Eleito pela terceira vez como presidente da Federação da Agricultura e Pecuária do Estado de Goiás (Faeg), José Mário Schreiner, esteve na sede do Diário do Estado para falar sobre os novos projetos da instituição e o seu legado nas últimas duas gestões. Schreiner também comentou sobre a possibilidade de ser candidato à Assembleia Legislativa de Goiás mais uma vez e sobre as dificuldades que os produtores rurais enfrentam atualmente no Brasil.
Ricardo Castro
Sara Queiroz
Diário do Estado – O que você destacaria da sua última gestão?

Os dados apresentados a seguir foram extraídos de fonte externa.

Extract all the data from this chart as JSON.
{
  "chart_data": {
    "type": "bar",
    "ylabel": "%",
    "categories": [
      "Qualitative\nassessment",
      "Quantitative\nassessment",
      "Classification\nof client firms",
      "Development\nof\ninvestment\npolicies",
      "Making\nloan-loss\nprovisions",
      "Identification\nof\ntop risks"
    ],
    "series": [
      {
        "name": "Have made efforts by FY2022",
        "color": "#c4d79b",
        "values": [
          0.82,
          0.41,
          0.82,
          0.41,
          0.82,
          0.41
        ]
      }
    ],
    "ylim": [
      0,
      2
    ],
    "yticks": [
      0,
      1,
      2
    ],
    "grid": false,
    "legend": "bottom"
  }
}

José Mário Schreiner – Eu acredito que a última gestão serviu para consolidarmos muitos projetos que já vinham sendo desenvolvidos. Do ponto de vista da produção rural, buscamos dar competitividade ao setor produtivo rural, que tem sido o grande responsável pelo equilíbrio econômico de Goiás e do Brasil. Dentro do âmbito dos produtores, tentamos ampliar programas que visam dar apoio aos produtores de porte menor. Temos uma questão que temos que diminuir. 85% da produção é oriunda de 15% dos produtores. Os pequenos produtores não conseguem superar as barreiras porque falta a eles orientação. As classes econômicas e a renda do setor rural são muito preocupantes. Hoje existe miséria, só que elas não são vistas pela população e, principalmente, por governos. Por isso, o foco aos pequenos produtores é extremamente importante. Também focamos muito na área da educação. Hoje a Faeg tem na sua essência a formação e a capacitação profissional. Nos aprofundamos nisso e temos programas na área da educação infantil que beneficiam mais de 600 mil crianças por ano em Goiás.

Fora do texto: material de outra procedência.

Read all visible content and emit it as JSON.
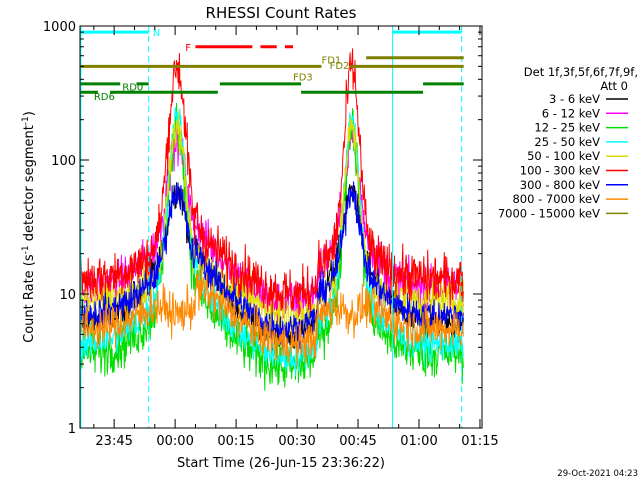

Diário do Estado – Para a próxima gestão, quais são os planos?
José Mário Schreiner – Nova gestão, novos desafios. Tudo novo. Promovemos várias modificações para dar um dinamismo ainda maior ao nosso trabalho. Sabemos que a demanda é muito grande. A Faeg é uma instituição plural. Ela cuida de todos os assuntos e precisa cuidar dos grandes, pequenos e médios produtores. Nosso foco é aprimorar e acompanhar ainda mais os produtores. Acreditamos piamente que, se conseguimos alavancar 50% dos produtores das classes D e E para a classe C e 50% da classe C para as classes B e A, aumentaremos o valor bruto da nossa produção, que no último ano foi de R$ 44 bilhões, em 50%. Para isso, precisamos buscar mais acompanhamento técnico para os produtores.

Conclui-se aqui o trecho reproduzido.